In a case study presented by Sanati and Kyratsous (2015), a Ghanaian woman who is 2 weeks postpartum and experiencing marital tension and uncertainty about her visa status, presents with acute psychosis. Among hallucinations and agitation, she also reported beliefs about hospital nurses having sexual relationships with her partner, when simultaneously as “the psychiatric team was able to formulate her beliefs as a case of delusional jealousy, they realized that her partner had left her for another woman. This was in fact confirmed by him” (Sanati & Kyratsous, 2015, p. 482). In this example, as with my own case, the delusion may not be ‘true’ or a justified belief, but still has epistemic value as a pointer towards broader truths in the environment and real experiences of harm. If delusions are ways of making meaning, or “a rewarding explanation of personal and social realities that are problematic, then taking away the delusion won’t help us respond to the needs that gave rise to it in the first place” (Bortolotti, 2023a, p. 3). In order to respond to someone’s needs, we must be willing to believe them about their experiences.
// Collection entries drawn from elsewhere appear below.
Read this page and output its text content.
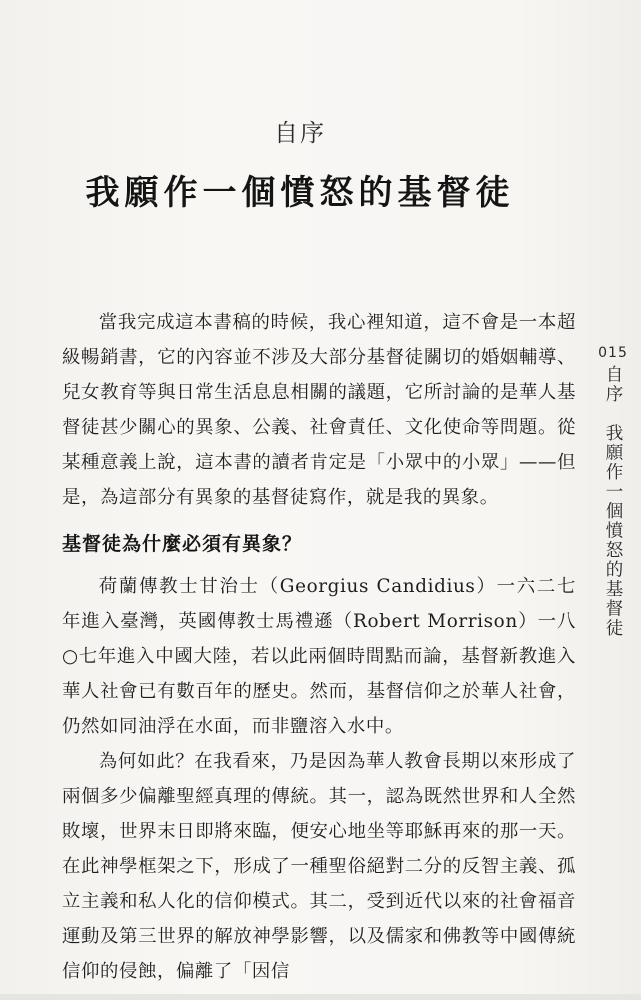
自序
我願作一個憤怒的基督徒

當我完成這本書稿的時候，我心裡知道，這不會是一本超級暢銷書，它的內容並不涉及大部分基督徒關切的婚姻輔導、兒女教育等與日常生活息息相關的議題，它所討論的是華人基督徒甚少關心的異象、公義、社會責任、文化使命等問題。從某種意義上說，這本書的讀者肯定是「小眾中的小眾」——但是，為這部分有異象的基督徒寫作，就是我的異象。

基督徒為什麼必須有異象？

荷蘭傳教士甘治士（Georgius Candidius）一六二七年進入臺灣，英國傳教士馬禮遜（Robert Morrison）一八○七年進入中國大陸，若以此兩個時間點而論，基督新教進入華人社會已有數百年的歷史。然而，基督信仰之於華人社會，仍然如同油浮在水面，而非鹽溶入水中。

為何如此？在我看來，乃是因為華人教會長期以來形成了兩個多少偏離聖經真理的傳統。其一，認為既然世界和人全然敗壞，世界末日即將來臨，便安心地坐等耶穌再來的那一天。在此神學框架之下，形成了一種聖俗絕對二分的反智主義、孤立主義和私人化的信仰模式。其二，受到近代以來的社會福音運動及第三世界的解放神學影響，以及儒家和佛教等中國傳統信仰的侵蝕，偏離了「因信

015
自序　我願作一個憤怒的基督徒
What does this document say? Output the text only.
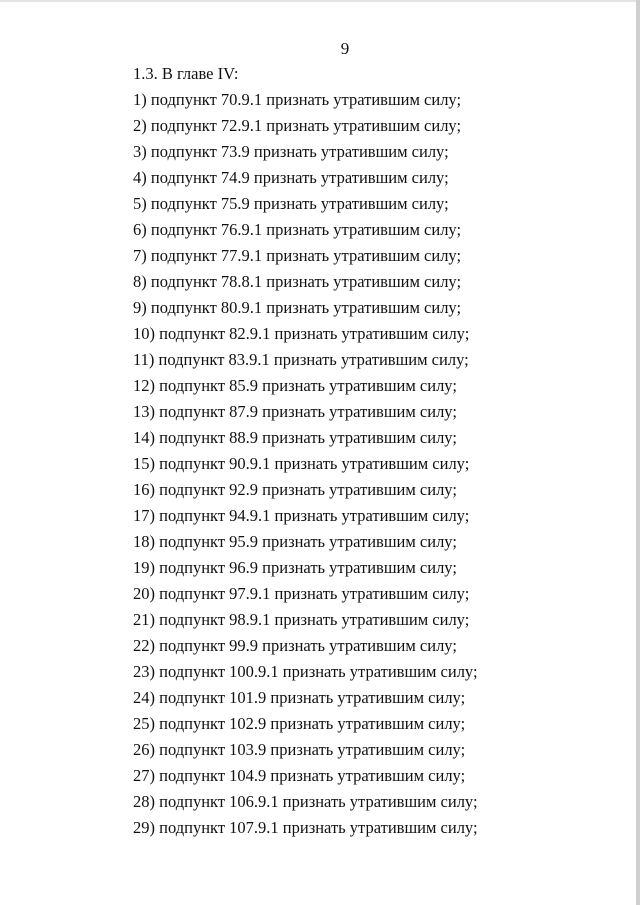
9
1.3. В главе IV:
1) подпункт 70.9.1 признать утратившим силу;
2) подпункт 72.9.1 признать утратившим силу;
3) подпункт 73.9 признать утратившим силу;
4) подпункт 74.9 признать утратившим силу;
5) подпункт 75.9 признать утратившим силу;
6) подпункт 76.9.1 признать утратившим силу;
7) подпункт 77.9.1 признать утратившим силу;
8) подпункт 78.8.1 признать утратившим силу;
9) подпункт 80.9.1 признать утратившим силу;
10) подпункт 82.9.1 признать утратившим силу;
11) подпункт 83.9.1 признать утратившим силу;
12) подпункт 85.9 признать утратившим силу;
13) подпункт 87.9 признать утратившим силу;
14) подпункт 88.9 признать утратившим силу;
15) подпункт 90.9.1 признать утратившим силу;
16) подпункт 92.9 признать утратившим силу;
17) подпункт 94.9.1 признать утратившим силу;
18) подпункт 95.9 признать утратившим силу;
19) подпункт 96.9 признать утратившим силу;
20) подпункт 97.9.1 признать утратившим силу;
21) подпункт 98.9.1 признать утратившим силу;
22) подпункт 99.9 признать утратившим силу;
23) подпункт 100.9.1 признать утратившим силу;
24) подпункт 101.9 признать утратившим силу;
25) подпункт 102.9 признать утратившим силу;
26) подпункт 103.9 признать утратившим силу;
27) подпункт 104.9 признать утратившим силу;
28) подпункт 106.9.1 признать утратившим силу;
29) подпункт 107.9.1 признать утратившим силу;
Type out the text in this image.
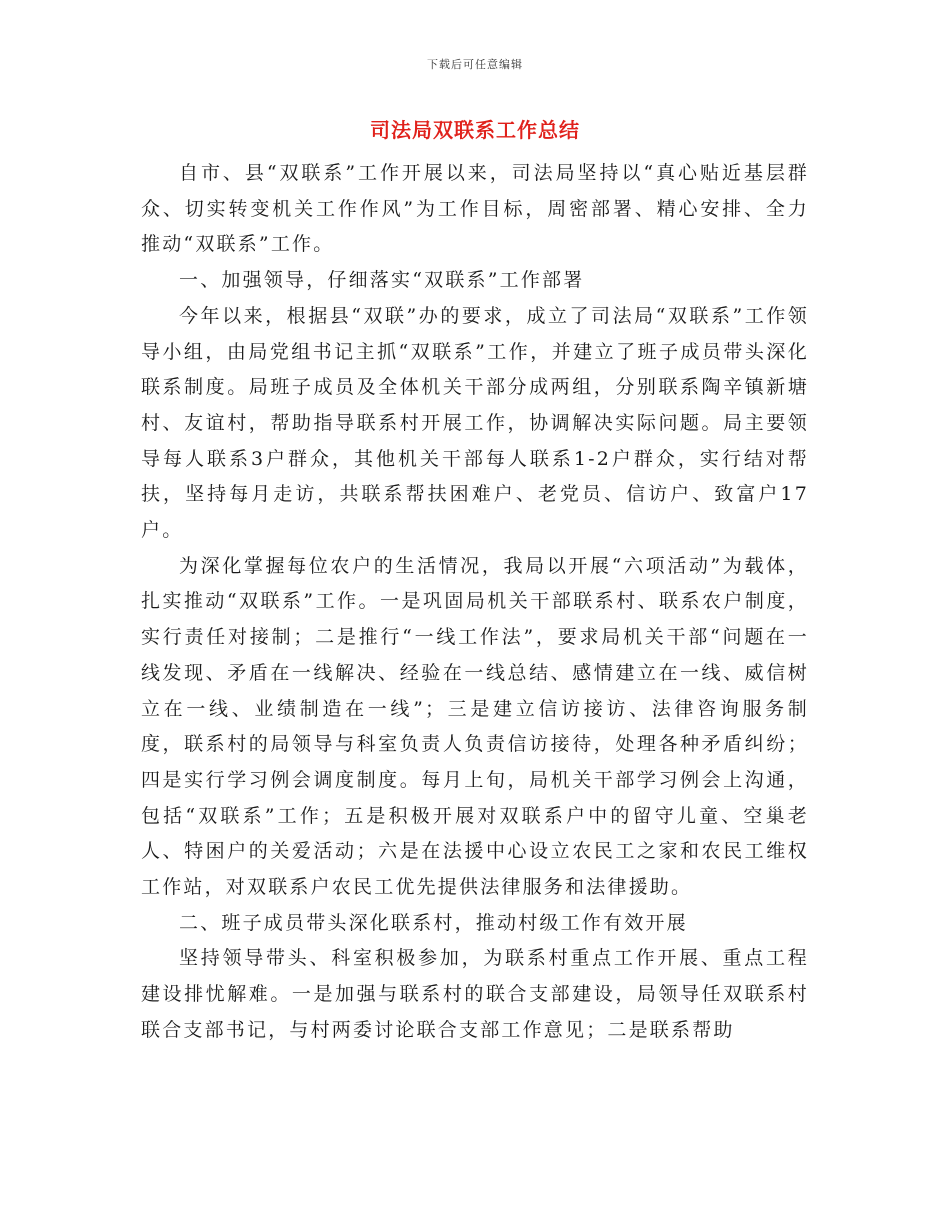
下载后可任意编辑
司法局双联系工作总结

自市、县“双联系”工作开展以来，司法局坚持以“真心贴近基层群众、切实转变机关工作作风”为工作目标，周密部署、精心安排、全力推动“双联系”工作。

一、加强领导，仔细落实“双联系”工作部署

今年以来，根据县“双联”办的要求，成立了司法局“双联系”工作领导小组，由局党组书记主抓“双联系”工作，并建立了班子成员带头深化联系制度。局班子成员及全体机关干部分成两组，分别联系陶辛镇新塘村、友谊村，帮助指导联系村开展工作，协调解决实际问题。局主要领导每人联系3户群众，其他机关干部每人联系1-2户群众，实行结对帮扶，坚持每月走访，共联系帮扶困难户、老党员、信访户、致富户17户。

为深化掌握每位农户的生活情况，我局以开展“六项活动”为载体，扎实推动“双联系”工作。一是巩固局机关干部联系村、联系农户制度，实行责任对接制；二是推行“一线工作法”，要求局机关干部“问题在一线发现、矛盾在一线解决、经验在一线总结、感情建立在一线、威信树立在一线、业绩制造在一线”；三是建立信访接访、法律咨询服务制度，联系村的局领导与科室负责人负责信访接待，处理各种矛盾纠纷；四是实行学习例会调度制度。每月上旬，局机关干部学习例会上沟通，包括“双联系”工作；五是积极开展对双联系户中的留守儿童、空巢老人、特困户的关爱活动；六是在法援中心设立农民工之家和农民工维权工作站，对双联系户农民工优先提供法律服务和法律援助。

二、班子成员带头深化联系村，推动村级工作有效开展

坚持领导带头、科室积极参加，为联系村重点工作开展、重点工程建设排忧解难。一是加强与联系村的联合支部建设，局领导任双联系村联合支部书记，与村两委讨论联合支部工作意见；二是联系帮助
If we are to reach Bortolotti’s goal of compassion, we must also aim for epistemic justice and address the systematic exclusion, silencing, and misrepresenting of lived experiencers’ ways of making meaning of their own experiences. Ignoring the potential for important truths behind someone's seemingly illogical belief creates further harm, stigma and discrimination (Sanati & Kyratsous, 2015). It’s important to start from a place of curiosity about the potential truth value of delusions, even if unapparent at first. Many attempts at understanding delusions, even with good intention, can become paternalistic. This can be the case whether we view delusions as a sign of a broken brain or cognitive defect, as a mind obscuring itself from a hidden truth, or as a suboptimal way to cope with uncertainty. These can all be ways that the listener attempts to understand, but with an underlying motive of trying to get the speaker to change, either to see their own self-deception, faulty logic or to realize their underlying ‘disorder’. These explanations are often filled with pity for the speaker, rather than real empathy or respect. To “create an epistemic environment where delusions do not constitute an obstacle to mutual understanding” (Bortolotti, 2023b, p. 147) it’s crucial to understand delusions from a lens of epistemic justice, letting the person be the authority of their meaning-making experience, otherwise compassion remains an empty intention.